Before I had kids, I called my mother and told her I loved her. Maybe sent flowers. That was about it. No big fuss, and no guilt. It was a Hallmark holiday, after all.
But now, as a mom of three, I must confess that I love Mother's Day. Here's why:
1. Secrets. All that whispering between my daughters and their dad leading up to the big day was pure joy. These girls love a secret, and they especially love having a secret from me. Bless them.
2. Self-directed art projects. Gotta love those awesome cards and posters...how sweet, right? You know they won't be doing that anymore in only a few years' time. But best of all, it took them many nagging-and-boredom-free minutes to make them (secretly and quietly in their rooms). What mom doesn't love that?
3. Peace and quiet. Josh took all three kids out to buy the ingredients for brunch, and then to his parents' to cook it, leaving me ALL ALONE for almost two hours. I took a shower, without having to stick my head out three times to negotiate with a child. I got dressed, without any visitors. I left the house and walked in the sunshine to a nail salon, where someone soaked and rubbed my feet and put purple polish (aptly named "playdate") on my toes. Yes, my family knows how to pamper a mom.

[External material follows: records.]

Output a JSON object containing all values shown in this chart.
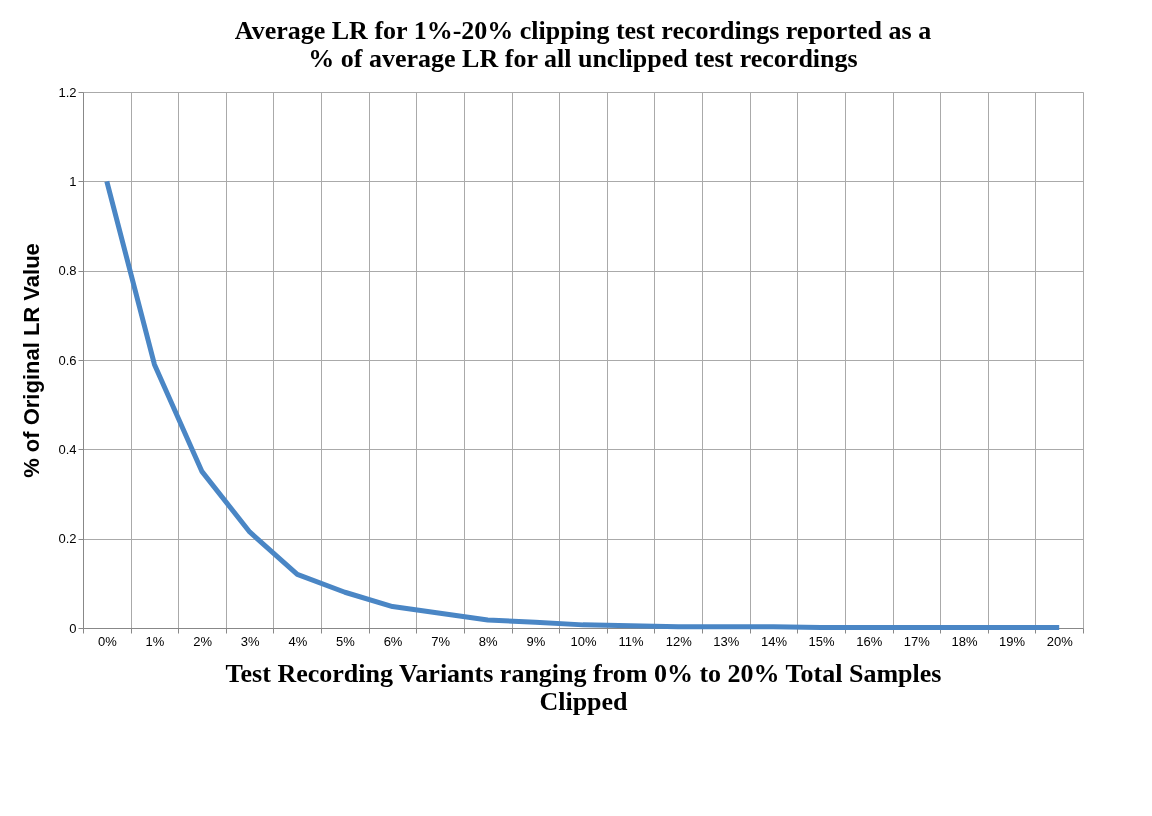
{
  "chart_data": {
    "type": "line",
    "title": [
      "Average LR for 1%-20% clipping test recordings reported as a",
      "% of average LR for all unclipped test recordings"
    ],
    "xlabel": [
      "Test Recording Variants ranging from 0% to 20% Total Samples",
      "Clipped"
    ],
    "ylabel": "% of Original LR Value",
    "categories": [
      "0%",
      "1%",
      "2%",
      "3%",
      "4%",
      "5%",
      "6%",
      "7%",
      "8%",
      "9%",
      "10%",
      "11%",
      "12%",
      "13%",
      "14%",
      "15%",
      "16%",
      "17%",
      "18%",
      "19%",
      "20%"
    ],
    "series": [
      {
        "color": "#4a86c5",
        "values": [
          1.0,
          0.59,
          0.35,
          0.215,
          0.12,
          0.08,
          0.048,
          0.033,
          0.018,
          0.013,
          0.007,
          0.005,
          0.003,
          0.003,
          0.003,
          0.001,
          0.001,
          0.001,
          0.001,
          0.001,
          0.001
        ]
      }
    ],
    "ylim": [
      0,
      1.2
    ],
    "yticks": [
      0,
      0.2,
      0.4,
      0.6,
      0.8,
      1,
      1.2
    ],
    "grid": true,
    "legend": false,
    "marker": "none",
    "line_style": "solid"
  }
}
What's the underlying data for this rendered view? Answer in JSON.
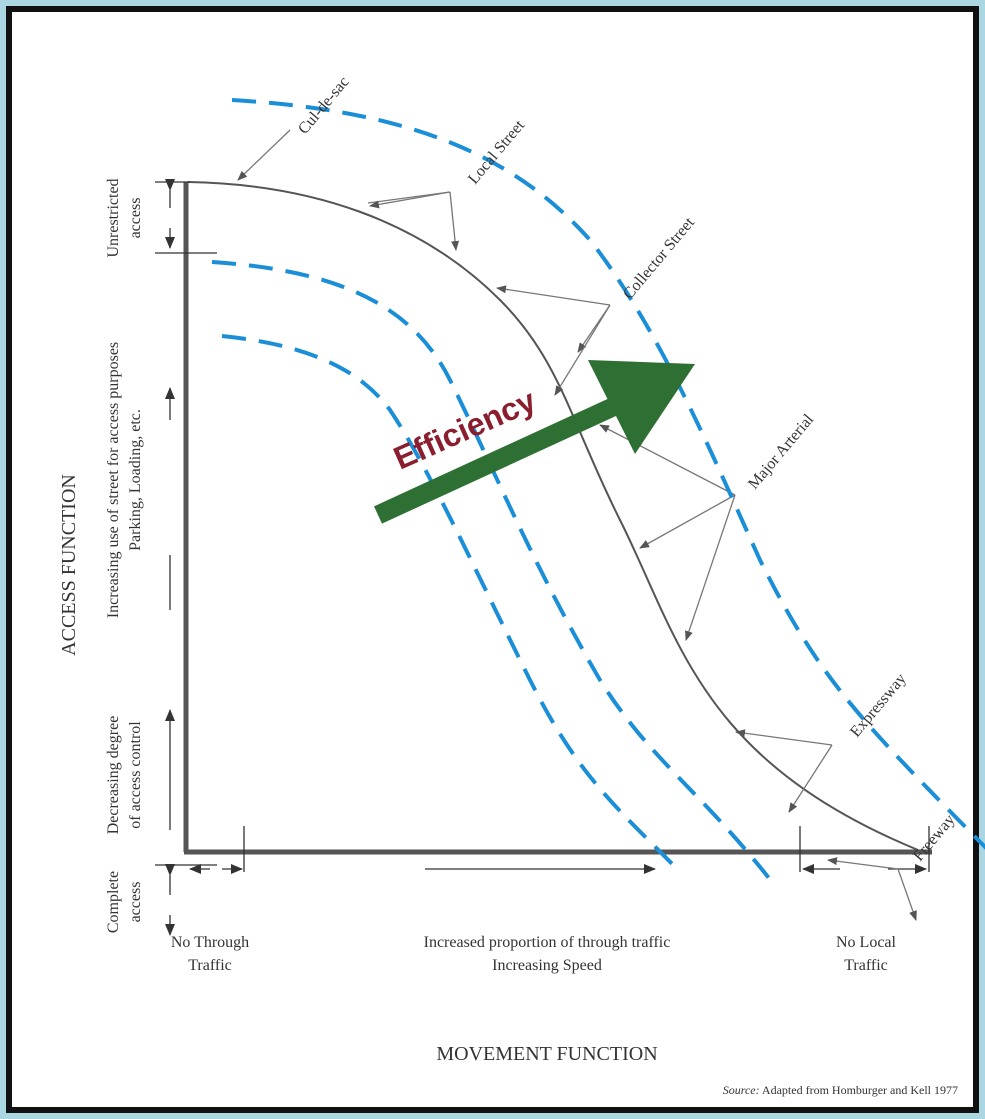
{
  "labels": {
    "cul_de_sac": "Cul-de-sac",
    "local_street": "Local Street",
    "collector_street": "Collector Street",
    "major_arterial": "Major Arterial",
    "expressway": "Expressway",
    "freeway": "Freeway"
  },
  "y_axis": {
    "title": "ACCESS FUNCTION",
    "unrestricted_line1": "Unrestricted",
    "unrestricted_line2": "access",
    "increasing_line1": "Increasing use of street for access purposes",
    "increasing_line2": "Parking, Loading, etc.",
    "decreasing_line1": "Decreasing degree",
    "decreasing_line2": "of access control",
    "complete_line1": "Complete",
    "complete_line2": "access"
  },
  "x_axis": {
    "title": "MOVEMENT FUNCTION",
    "no_through_line1": "No Through",
    "no_through_line2": "Traffic",
    "increased_line1": "Increased proportion of through traffic",
    "increased_line2": "Increasing Speed",
    "no_local_line1": "No Local",
    "no_local_line2": "Traffic"
  },
  "efficiency_label": "Efficiency",
  "source": {
    "prefix": "Source:",
    "text": " Adapted from Homburger and Kell 1977"
  },
  "colors": {
    "background": "#aad7e2",
    "dashed_lines": "#1a8fd8",
    "arrow": "#2e7033",
    "efficiency_text": "#8b1e2e"
  }
}
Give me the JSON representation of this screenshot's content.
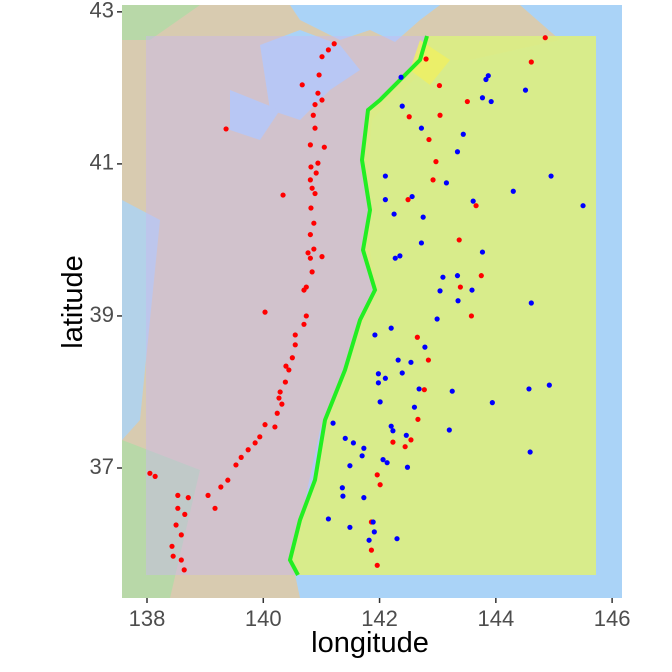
{
  "chart_data": {
    "type": "scatter",
    "x_label": "longitude",
    "y_label": "latitude",
    "xlim": [
      137.57,
      146.17
    ],
    "ylim": [
      35.29,
      43.09
    ],
    "xticks": [
      138,
      140,
      142,
      144,
      146
    ],
    "yticks": [
      37,
      39,
      41,
      43
    ],
    "series": [
      {
        "color": "#ff0000",
        "x": [
          141.22,
          141.12,
          141.01,
          140.67,
          140.96,
          140.94,
          141.01,
          140.89,
          139.36,
          140.86,
          140.89,
          140.81,
          141.05,
          140.94,
          140.82,
          140.91,
          140.81,
          140.84,
          140.34,
          140.89,
          140.82,
          140.87,
          140.81,
          140.87,
          140.77,
          141.01,
          140.81,
          140.84,
          140.74,
          140.7,
          140.03,
          140.74,
          140.7,
          140.55,
          140.55,
          140.5,
          140.39,
          140.44,
          140.38,
          140.29,
          140.27,
          140.32,
          140.24,
          140.2,
          140.03,
          139.94,
          139.86,
          139.74,
          139.62,
          139.53,
          139.39,
          139.27,
          139.05,
          139.17,
          138.71,
          138.53,
          138.53,
          138.05,
          138.14,
          138.65,
          138.5,
          138.59,
          138.43,
          138.45,
          138.59,
          138.64,
          142.8,
          143.03,
          143.04,
          142.85,
          142.97,
          142.92,
          143.66,
          142.49,
          143.37,
          143.75,
          143.39,
          143.58,
          142.65,
          142.84,
          142.77,
          142.66,
          142.54,
          142.44,
          142.23,
          141.96,
          142.01,
          141.86,
          141.86,
          141.96,
          144.61,
          144.85,
          143.51,
          142.51
        ],
        "y": [
          42.58,
          42.5,
          42.41,
          42.04,
          42.17,
          41.93,
          41.84,
          41.78,
          41.46,
          41.64,
          41.47,
          41.25,
          41.22,
          41.01,
          40.96,
          40.88,
          40.79,
          40.68,
          40.59,
          40.61,
          40.42,
          40.22,
          40.07,
          39.88,
          39.83,
          39.78,
          39.76,
          39.58,
          39.38,
          39.34,
          39.05,
          39.0,
          38.89,
          38.75,
          38.62,
          38.45,
          38.34,
          38.29,
          38.13,
          38.0,
          37.92,
          37.84,
          37.72,
          37.54,
          37.57,
          37.41,
          37.33,
          37.24,
          37.14,
          37.04,
          36.84,
          36.75,
          36.64,
          36.47,
          36.61,
          36.64,
          36.47,
          36.93,
          36.89,
          36.39,
          36.25,
          36.12,
          35.97,
          35.84,
          35.79,
          35.66,
          42.38,
          42.03,
          41.64,
          41.32,
          41.03,
          40.79,
          40.45,
          40.53,
          40.0,
          39.53,
          39.38,
          39.0,
          38.72,
          38.42,
          38.03,
          37.64,
          37.37,
          37.28,
          37.34,
          36.91,
          36.78,
          36.29,
          35.92,
          35.72,
          42.34,
          42.66,
          41.82,
          41.62
        ]
      },
      {
        "color": "#0000ff",
        "x": [
          142.37,
          143.87,
          143.83,
          143.77,
          144.51,
          143.92,
          142.39,
          142.72,
          143.44,
          143.34,
          142.1,
          142.56,
          142.1,
          144.95,
          144.3,
          142.25,
          142.75,
          145.5,
          143.61,
          143.15,
          143.77,
          142.72,
          142.35,
          142.27,
          143.09,
          143.34,
          143.59,
          143.04,
          143.35,
          144.61,
          142.99,
          142.2,
          141.92,
          142.78,
          142.32,
          142.54,
          141.98,
          142.1,
          142.39,
          141.98,
          142.68,
          143.25,
          142.01,
          142.6,
          144.92,
          144.57,
          143.94,
          141.2,
          142.2,
          142.23,
          141.41,
          141.55,
          141.73,
          142.46,
          143.2,
          144.59,
          141.7,
          141.49,
          142.06,
          142.13,
          142.48,
          141.36,
          141.37,
          141.73,
          141.49,
          141.12,
          141.89,
          141.91,
          141.82,
          142.3
        ],
        "y": [
          42.14,
          42.16,
          42.11,
          41.87,
          41.97,
          41.82,
          41.76,
          41.47,
          41.39,
          41.16,
          40.84,
          40.57,
          40.53,
          40.84,
          40.64,
          40.34,
          40.3,
          40.45,
          40.51,
          40.75,
          39.84,
          39.96,
          39.79,
          39.76,
          39.51,
          39.53,
          39.34,
          39.33,
          39.2,
          39.17,
          38.96,
          38.84,
          38.75,
          38.59,
          38.42,
          38.39,
          38.24,
          38.18,
          38.25,
          38.12,
          38.04,
          38.01,
          37.87,
          37.8,
          38.09,
          38.04,
          37.86,
          37.59,
          37.55,
          37.49,
          37.39,
          37.33,
          37.26,
          37.43,
          37.5,
          37.21,
          37.16,
          37.03,
          37.11,
          37.07,
          37.01,
          36.74,
          36.63,
          36.61,
          36.22,
          36.33,
          36.29,
          36.16,
          36.05,
          36.07
        ]
      }
    ]
  }
}
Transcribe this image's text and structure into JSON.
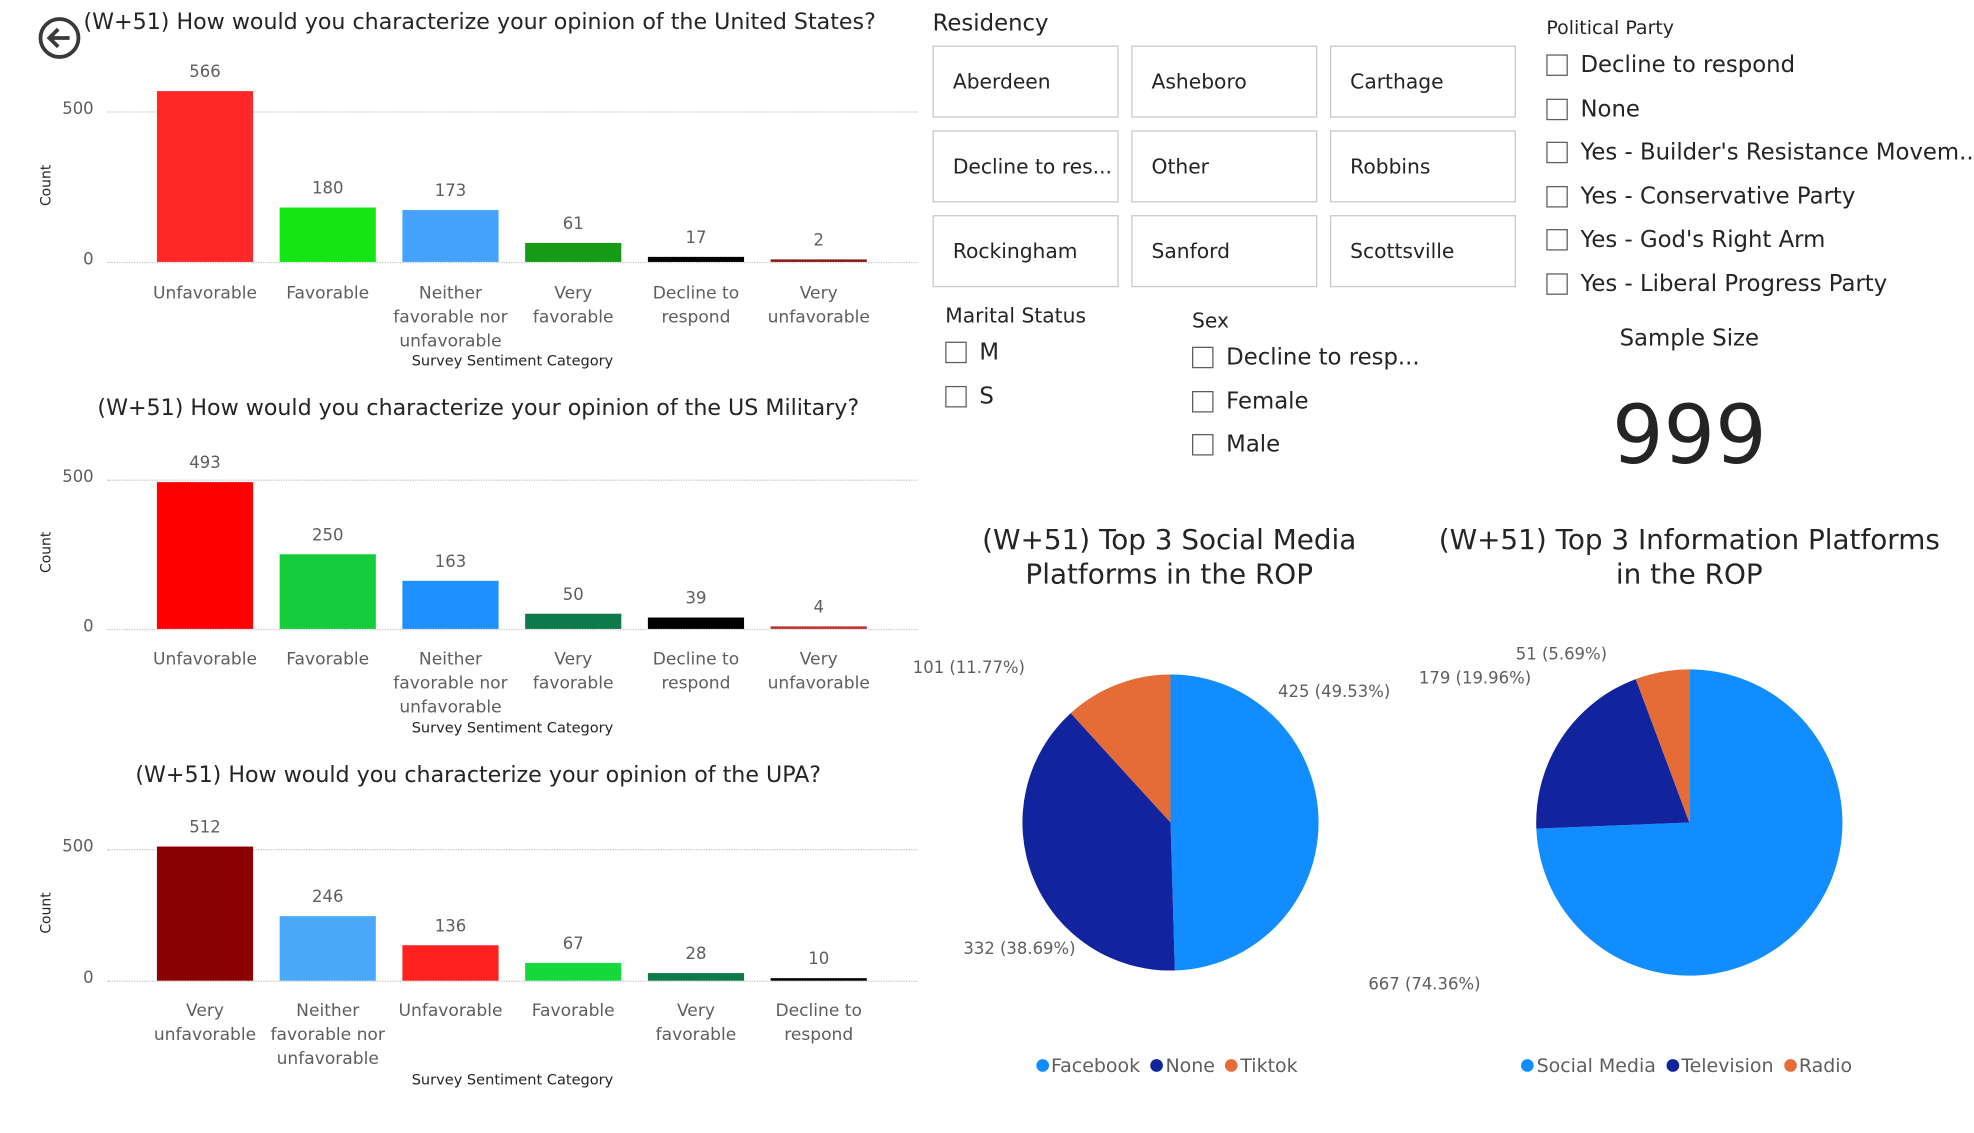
{
  "nav": {
    "back_icon": "back-arrow-icon"
  },
  "chart_data": [
    {
      "type": "bar",
      "title": "(W+51) How would you characterize your opinion of the United States?",
      "xlabel": "Survey Sentiment Category",
      "ylabel": "Count",
      "ylim": [
        0,
        600
      ],
      "yticks": [
        "0",
        "500"
      ],
      "grid": true,
      "categories": [
        "Unfavorable",
        "Favorable",
        "Neither favorable nor unfavorable",
        "Very favorable",
        "Decline to respond",
        "Very unfavorable"
      ],
      "values": [
        566,
        180,
        173,
        61,
        17,
        2
      ],
      "colors": [
        "#FF2828",
        "#14E614",
        "#44A3FF",
        "#169B16",
        "#000000",
        "#8B1A1A"
      ]
    },
    {
      "type": "bar",
      "title": "(W+51) How would you characterize your opinion of the US Military?",
      "xlabel": "Survey Sentiment Category",
      "ylabel": "Count",
      "ylim": [
        0,
        600
      ],
      "yticks": [
        "0",
        "500"
      ],
      "grid": true,
      "categories": [
        "Unfavorable",
        "Favorable",
        "Neither favorable nor unfavorable",
        "Very favorable",
        "Decline to respond",
        "Very unfavorable"
      ],
      "values": [
        493,
        250,
        163,
        50,
        39,
        4
      ],
      "colors": [
        "#FF0000",
        "#14CC3C",
        "#1E90FF",
        "#0E7A4A",
        "#000000",
        "#C03030"
      ]
    },
    {
      "type": "bar",
      "title": "(W+51) How would you characterize your opinion of the UPA?",
      "xlabel": "Survey Sentiment Category",
      "ylabel": "Count",
      "ylim": [
        0,
        600
      ],
      "yticks": [
        "0",
        "500"
      ],
      "grid": true,
      "categories": [
        "Very unfavorable",
        "Neither favorable nor unfavorable",
        "Unfavorable",
        "Favorable",
        "Very favorable",
        "Decline to respond"
      ],
      "values": [
        512,
        246,
        136,
        67,
        28,
        10
      ],
      "colors": [
        "#8B0000",
        "#4AA8F8",
        "#FF2020",
        "#14D83C",
        "#0E7A4A",
        "#000000"
      ]
    },
    {
      "type": "pie",
      "title": "(W+51) Top 3 Social Media Platforms in the ROP",
      "legend": "bottom",
      "categories": [
        "Facebook",
        "None",
        "Tiktok"
      ],
      "values": [
        425,
        332,
        101
      ],
      "percents": [
        "49.53%",
        "38.69%",
        "11.77%"
      ],
      "labels": [
        "425 (49.53%)",
        "332 (38.69%)",
        "101 (11.77%)"
      ],
      "colors": [
        "#118DFF",
        "#12239E",
        "#E66C37"
      ]
    },
    {
      "type": "pie",
      "title": "(W+51) Top 3 Information Platforms in the ROP",
      "legend": "bottom",
      "categories": [
        "Social Media",
        "Television",
        "Radio"
      ],
      "values": [
        667,
        179,
        51
      ],
      "percents": [
        "74.36%",
        "19.96%",
        "5.69%"
      ],
      "labels": [
        "667 (74.36%)",
        "179 (19.96%)",
        "51 (5.69%)"
      ],
      "colors": [
        "#118DFF",
        "#12239E",
        "#E66C37"
      ]
    }
  ],
  "residency": {
    "label": "Residency",
    "items": [
      "Aberdeen",
      "Asheboro",
      "Carthage",
      "Decline to res...",
      "Other",
      "Robbins",
      "Rockingham",
      "Sanford",
      "Scottsville"
    ]
  },
  "political_party": {
    "label": "Political Party",
    "items": [
      "Decline to respond",
      "None",
      "Yes - Builder's Resistance Movem...",
      "Yes - Conservative Party",
      "Yes - God's Right Arm",
      "Yes - Liberal Progress Party"
    ]
  },
  "marital_status": {
    "label": "Marital Status",
    "items": [
      "M",
      "S"
    ]
  },
  "sex": {
    "label": "Sex",
    "items": [
      "Decline to resp...",
      "Female",
      "Male"
    ]
  },
  "sample_size": {
    "label": "Sample Size",
    "value": "999"
  }
}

4. Brunch. My mishpacha put together a meal of egg and whitefish salad, smoked salmon, potatoes (by Bella), arugula-walnut-parmigiano salad (with the most delicious dressing by Aunt Nina), and a beautiful fruit salad with mango, peaches, and pomegranate seeeds (by Ruby). They made sure I had a cup of coffee in my hand, without having to get up to fetch it. When the meal was over, they snapped at me for trying to help clean up. Wow.
5. Cooperation. For some reason, my instructions carry more weight on this day. The kids listen because it's against the understood rules to argue or disobey with me on Mother's Day. (Well, the big kids did. The two-year-old had better get with the program for next year.) Admittedly, it stinks that this isn't the case every day. But hey, I'll take it.
6. Love and appreciation. You'll notice there are no gifts on this list. I didn't get any, and I didn't want any. What I like most about Mother's Day is that my kids were reminded to appreciate me, and they did. They know that that it takes a lot to take care of them. I think that knowledge will go a long way to make them good mothers themselves one future day, should motherhood be in their cards.
All in all, I think Anna Jarvis would have approved.
No, there's no need for kids' day, we told the girls yesterday. Because every day is kids' day. Well, today I appreciate my unique and quirky and difficult and loving and wonderful kids--who made me a mother, after all--just a smidgeon more. And their dad, too.